Nasci em Lisboa, em Janeiro de 1948.
Fui para a escola pré-primária (perto do Jardim da Estrela) numa manhã enevoada de 1952. Mal eu podia adivinhar que estava a entrar num "sistema" em que viveria para o resto da minha vida...
Formei-me em História na Faculdade de Letras em 1972.
Comecei a dar aulas no ano lectivo de 1972/73.
Vim viver para o Porto e trabalhar na arqueologia do Norte em Janeiro de 1975.
Doutorei-me em 1982.
Obtive o título de agregado em 1989, e assumi funções de professor catedrático da FLUP em Maio de 1990.
Continuo a fazer exclusivamente o que sempre fiz, com prazer: escrever, dar aulas, realizar escavações, fazer palestras e "apresentações", organizar situações de encontro e de debate, coordenar jovens.
Apesar das infinitas limitações, sinto que me posso intitular arqueólogo e poeta, sem pretensão excessiva, depois do que publiquei.
Quando "olho para trás", vejo o ano de 1969 (curiosamente, foi o ano em que atingi a maturidade legal, que nessa altura era aos 21 anos) como o grande corte entre uma espécie de despreocupação juvenil em que até então vivia, e uma espiral de trabalho em que até hoje me vi envolvido, por necessidade e gosto.
Grandes etapas, para além daquela espécie de falha geológica que atravessa toda a minha vida, porque me distanciou definitivamente da infância?...
Talvez 1970/72, quando conheci a pessoa com quem casei, e que tive a sorte de ser até hoje a minha interlocutora, apesar de tantas dificuldades e obstáculos...
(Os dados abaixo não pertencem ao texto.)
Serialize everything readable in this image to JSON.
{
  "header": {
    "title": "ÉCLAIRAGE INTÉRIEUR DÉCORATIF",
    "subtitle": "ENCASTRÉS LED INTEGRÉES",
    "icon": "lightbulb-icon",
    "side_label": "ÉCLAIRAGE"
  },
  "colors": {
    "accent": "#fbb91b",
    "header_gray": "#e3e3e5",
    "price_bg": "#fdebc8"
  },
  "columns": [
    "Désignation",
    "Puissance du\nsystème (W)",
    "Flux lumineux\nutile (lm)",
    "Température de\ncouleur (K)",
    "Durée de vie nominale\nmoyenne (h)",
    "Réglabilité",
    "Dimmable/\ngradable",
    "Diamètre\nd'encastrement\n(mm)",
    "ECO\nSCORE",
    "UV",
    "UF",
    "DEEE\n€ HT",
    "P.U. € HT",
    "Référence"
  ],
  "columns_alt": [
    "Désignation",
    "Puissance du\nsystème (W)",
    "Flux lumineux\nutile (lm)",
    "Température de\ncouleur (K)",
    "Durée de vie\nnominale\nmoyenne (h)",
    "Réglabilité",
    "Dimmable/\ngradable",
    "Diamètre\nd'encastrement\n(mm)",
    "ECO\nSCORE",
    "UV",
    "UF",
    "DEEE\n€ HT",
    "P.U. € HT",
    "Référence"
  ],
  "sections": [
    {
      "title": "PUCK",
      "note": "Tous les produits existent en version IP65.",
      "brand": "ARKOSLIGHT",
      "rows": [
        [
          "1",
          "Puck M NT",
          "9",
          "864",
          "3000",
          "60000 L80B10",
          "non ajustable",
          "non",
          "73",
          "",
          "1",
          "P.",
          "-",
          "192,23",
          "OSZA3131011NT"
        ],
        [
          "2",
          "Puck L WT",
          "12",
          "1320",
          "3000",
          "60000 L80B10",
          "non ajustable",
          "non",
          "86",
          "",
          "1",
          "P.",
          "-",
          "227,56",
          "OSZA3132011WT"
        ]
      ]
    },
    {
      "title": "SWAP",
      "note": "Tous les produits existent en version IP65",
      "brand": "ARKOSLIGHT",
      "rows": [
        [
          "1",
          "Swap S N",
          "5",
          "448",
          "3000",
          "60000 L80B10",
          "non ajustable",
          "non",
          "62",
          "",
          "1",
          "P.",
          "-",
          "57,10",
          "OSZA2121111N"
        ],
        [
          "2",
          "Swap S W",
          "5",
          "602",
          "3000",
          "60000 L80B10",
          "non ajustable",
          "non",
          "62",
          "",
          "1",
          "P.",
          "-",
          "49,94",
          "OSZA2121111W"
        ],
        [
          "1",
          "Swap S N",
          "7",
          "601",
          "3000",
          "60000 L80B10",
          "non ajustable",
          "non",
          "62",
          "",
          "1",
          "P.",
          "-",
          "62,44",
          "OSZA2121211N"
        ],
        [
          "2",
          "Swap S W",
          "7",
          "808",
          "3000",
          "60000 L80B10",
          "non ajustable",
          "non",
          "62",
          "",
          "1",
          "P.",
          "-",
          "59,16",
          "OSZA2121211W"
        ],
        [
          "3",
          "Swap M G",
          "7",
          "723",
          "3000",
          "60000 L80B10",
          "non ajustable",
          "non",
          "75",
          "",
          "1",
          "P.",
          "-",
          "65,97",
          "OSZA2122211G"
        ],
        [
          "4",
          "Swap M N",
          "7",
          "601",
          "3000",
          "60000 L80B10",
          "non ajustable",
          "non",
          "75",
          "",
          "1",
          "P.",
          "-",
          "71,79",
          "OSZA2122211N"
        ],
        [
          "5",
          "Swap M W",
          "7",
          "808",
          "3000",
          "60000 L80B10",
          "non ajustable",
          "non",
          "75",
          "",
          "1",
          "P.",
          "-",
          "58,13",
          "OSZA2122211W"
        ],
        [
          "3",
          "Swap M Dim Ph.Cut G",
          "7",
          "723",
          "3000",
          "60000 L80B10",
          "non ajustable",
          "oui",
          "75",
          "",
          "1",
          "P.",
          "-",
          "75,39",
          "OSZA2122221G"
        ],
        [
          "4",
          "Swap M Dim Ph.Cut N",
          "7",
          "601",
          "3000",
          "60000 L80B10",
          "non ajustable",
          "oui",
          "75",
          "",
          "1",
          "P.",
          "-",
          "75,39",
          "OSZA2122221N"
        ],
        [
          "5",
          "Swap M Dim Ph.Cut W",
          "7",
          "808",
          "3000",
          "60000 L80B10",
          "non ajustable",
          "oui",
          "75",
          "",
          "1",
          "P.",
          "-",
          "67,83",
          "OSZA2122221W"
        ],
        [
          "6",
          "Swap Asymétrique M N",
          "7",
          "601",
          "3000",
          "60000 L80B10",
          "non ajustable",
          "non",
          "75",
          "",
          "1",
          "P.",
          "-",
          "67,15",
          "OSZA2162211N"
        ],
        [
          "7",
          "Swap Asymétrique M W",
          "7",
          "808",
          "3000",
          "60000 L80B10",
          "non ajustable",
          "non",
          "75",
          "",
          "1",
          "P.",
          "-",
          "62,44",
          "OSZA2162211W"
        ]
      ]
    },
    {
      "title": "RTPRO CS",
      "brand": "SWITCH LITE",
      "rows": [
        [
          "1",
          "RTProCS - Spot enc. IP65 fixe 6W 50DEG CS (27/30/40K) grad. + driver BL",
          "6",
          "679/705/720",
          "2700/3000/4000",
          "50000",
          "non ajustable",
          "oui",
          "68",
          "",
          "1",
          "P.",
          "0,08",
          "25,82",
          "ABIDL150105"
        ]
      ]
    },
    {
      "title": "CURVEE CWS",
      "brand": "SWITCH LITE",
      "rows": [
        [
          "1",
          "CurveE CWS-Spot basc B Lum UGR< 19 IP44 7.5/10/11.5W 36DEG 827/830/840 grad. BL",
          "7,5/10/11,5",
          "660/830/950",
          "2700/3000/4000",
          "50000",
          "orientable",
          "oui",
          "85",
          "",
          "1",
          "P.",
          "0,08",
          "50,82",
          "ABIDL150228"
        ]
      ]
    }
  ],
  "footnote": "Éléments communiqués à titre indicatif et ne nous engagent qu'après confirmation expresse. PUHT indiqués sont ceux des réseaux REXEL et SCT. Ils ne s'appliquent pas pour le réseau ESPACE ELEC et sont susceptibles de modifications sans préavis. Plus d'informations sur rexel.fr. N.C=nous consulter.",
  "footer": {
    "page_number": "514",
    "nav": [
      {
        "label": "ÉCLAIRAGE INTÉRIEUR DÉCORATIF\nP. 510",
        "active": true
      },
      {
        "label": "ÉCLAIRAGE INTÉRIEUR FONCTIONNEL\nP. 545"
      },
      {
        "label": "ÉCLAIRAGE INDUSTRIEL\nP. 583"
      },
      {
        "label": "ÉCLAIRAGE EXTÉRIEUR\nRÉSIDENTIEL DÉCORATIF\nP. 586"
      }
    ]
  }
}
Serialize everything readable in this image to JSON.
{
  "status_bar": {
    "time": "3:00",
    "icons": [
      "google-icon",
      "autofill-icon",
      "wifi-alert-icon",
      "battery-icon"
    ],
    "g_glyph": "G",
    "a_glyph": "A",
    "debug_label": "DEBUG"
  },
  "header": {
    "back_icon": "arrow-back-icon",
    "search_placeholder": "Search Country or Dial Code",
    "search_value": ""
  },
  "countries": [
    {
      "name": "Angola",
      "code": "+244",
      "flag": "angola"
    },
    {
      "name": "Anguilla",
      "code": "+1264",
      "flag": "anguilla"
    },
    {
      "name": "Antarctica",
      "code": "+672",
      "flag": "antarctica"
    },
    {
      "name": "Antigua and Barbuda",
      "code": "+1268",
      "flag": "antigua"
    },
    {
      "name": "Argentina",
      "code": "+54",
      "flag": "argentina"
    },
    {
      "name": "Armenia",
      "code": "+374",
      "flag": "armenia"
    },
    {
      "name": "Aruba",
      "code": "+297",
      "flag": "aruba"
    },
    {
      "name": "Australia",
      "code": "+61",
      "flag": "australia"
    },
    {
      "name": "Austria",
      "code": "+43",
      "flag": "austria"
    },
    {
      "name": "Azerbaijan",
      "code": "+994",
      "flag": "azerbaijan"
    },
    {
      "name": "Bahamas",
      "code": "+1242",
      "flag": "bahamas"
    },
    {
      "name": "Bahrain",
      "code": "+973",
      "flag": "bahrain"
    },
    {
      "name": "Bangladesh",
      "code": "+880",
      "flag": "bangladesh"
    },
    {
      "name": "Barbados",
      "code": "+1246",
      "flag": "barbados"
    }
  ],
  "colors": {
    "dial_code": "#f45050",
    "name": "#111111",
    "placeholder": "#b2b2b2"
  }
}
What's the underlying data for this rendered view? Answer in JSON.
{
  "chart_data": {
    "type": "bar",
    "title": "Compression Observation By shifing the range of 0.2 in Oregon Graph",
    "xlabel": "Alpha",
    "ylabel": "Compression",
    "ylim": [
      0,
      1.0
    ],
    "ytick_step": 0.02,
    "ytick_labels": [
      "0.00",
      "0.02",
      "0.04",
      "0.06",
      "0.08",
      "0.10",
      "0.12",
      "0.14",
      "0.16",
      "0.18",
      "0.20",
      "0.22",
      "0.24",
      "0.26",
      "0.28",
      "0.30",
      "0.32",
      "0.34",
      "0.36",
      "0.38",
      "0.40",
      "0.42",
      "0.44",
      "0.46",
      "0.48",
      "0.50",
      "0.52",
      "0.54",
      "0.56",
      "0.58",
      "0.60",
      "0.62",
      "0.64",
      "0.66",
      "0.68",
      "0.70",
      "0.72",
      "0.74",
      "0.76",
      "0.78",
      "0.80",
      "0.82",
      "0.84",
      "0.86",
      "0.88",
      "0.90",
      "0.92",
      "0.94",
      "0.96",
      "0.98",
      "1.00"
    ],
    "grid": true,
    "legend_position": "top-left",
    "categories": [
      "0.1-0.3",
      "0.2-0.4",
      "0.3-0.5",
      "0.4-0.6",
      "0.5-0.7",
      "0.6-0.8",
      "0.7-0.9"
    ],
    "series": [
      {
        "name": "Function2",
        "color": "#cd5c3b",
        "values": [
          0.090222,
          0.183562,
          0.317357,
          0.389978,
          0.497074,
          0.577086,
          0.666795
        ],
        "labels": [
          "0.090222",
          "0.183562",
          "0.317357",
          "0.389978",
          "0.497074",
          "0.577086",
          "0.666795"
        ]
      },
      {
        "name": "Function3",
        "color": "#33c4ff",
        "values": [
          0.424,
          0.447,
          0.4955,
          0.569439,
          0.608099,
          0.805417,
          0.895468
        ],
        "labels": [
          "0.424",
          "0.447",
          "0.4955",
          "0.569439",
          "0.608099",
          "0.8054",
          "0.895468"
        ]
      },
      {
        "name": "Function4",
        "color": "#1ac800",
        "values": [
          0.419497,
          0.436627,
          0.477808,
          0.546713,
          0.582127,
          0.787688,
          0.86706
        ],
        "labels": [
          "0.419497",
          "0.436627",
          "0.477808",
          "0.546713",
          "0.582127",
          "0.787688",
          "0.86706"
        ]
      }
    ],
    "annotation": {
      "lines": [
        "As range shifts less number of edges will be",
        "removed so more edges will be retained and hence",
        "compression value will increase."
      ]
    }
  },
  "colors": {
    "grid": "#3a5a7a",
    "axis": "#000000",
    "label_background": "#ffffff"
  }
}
Sem dúvida 1974, quando acordámos todos para a liberdade. Uma comoção e alegria e tremor de terra profundíssimos, impossíveis de imaginar pelas gerações que o não viveram.
1990, quando finalmente pude respirar em termos académicos, por não ter de me preocupar mais com correrias administrativas e cumprimento estrito de prazos, questão que - et pour cause - sempre antepus a todas as outras...
1995/96, quando salvámos o complexo do Côa e logo a seguir percebi que tão depressa não haveria em Portugal nenhuma mudança estrutural em arqueologia (não há, como se dizia dantes em certa gíria, "condições objectivas" para tal). O que se assistiu foi ao aumento da concorrência universitária, à criação de empresas, e a algumas acções pontuais por parte do Estado, incapaz de ultrapassar (nestes e noutros aspectos) a terrível herança que a era salazarista nos deixou, e de que continuamos a sentir as ondas de choque... é um problema de muitos outros sectores, e de que se não pode "culpar" ninguém.
Daí para diante fiquei bem ciente de só poderia confiar nas minhas forças e nas dos meus colaboradores. Já não é mau, saber com o que se conta.
2001, em que pela primeira vez vi reconhecido publicamente pelo Estado o meu esforço.
1969 - sim, talvez tenha sido aí que tudo começou...
Estes balanços são sempre exercícios narcísicos e precários... porquê explicitá-los (no que para alguns, já sei muitíssimo bem, é um acto de despudor) ? Porque (talvez ingénuo até à morte) continuo a acreditar que o problema humano fundamental é o da compreensão mútua, o da aceitação do outro.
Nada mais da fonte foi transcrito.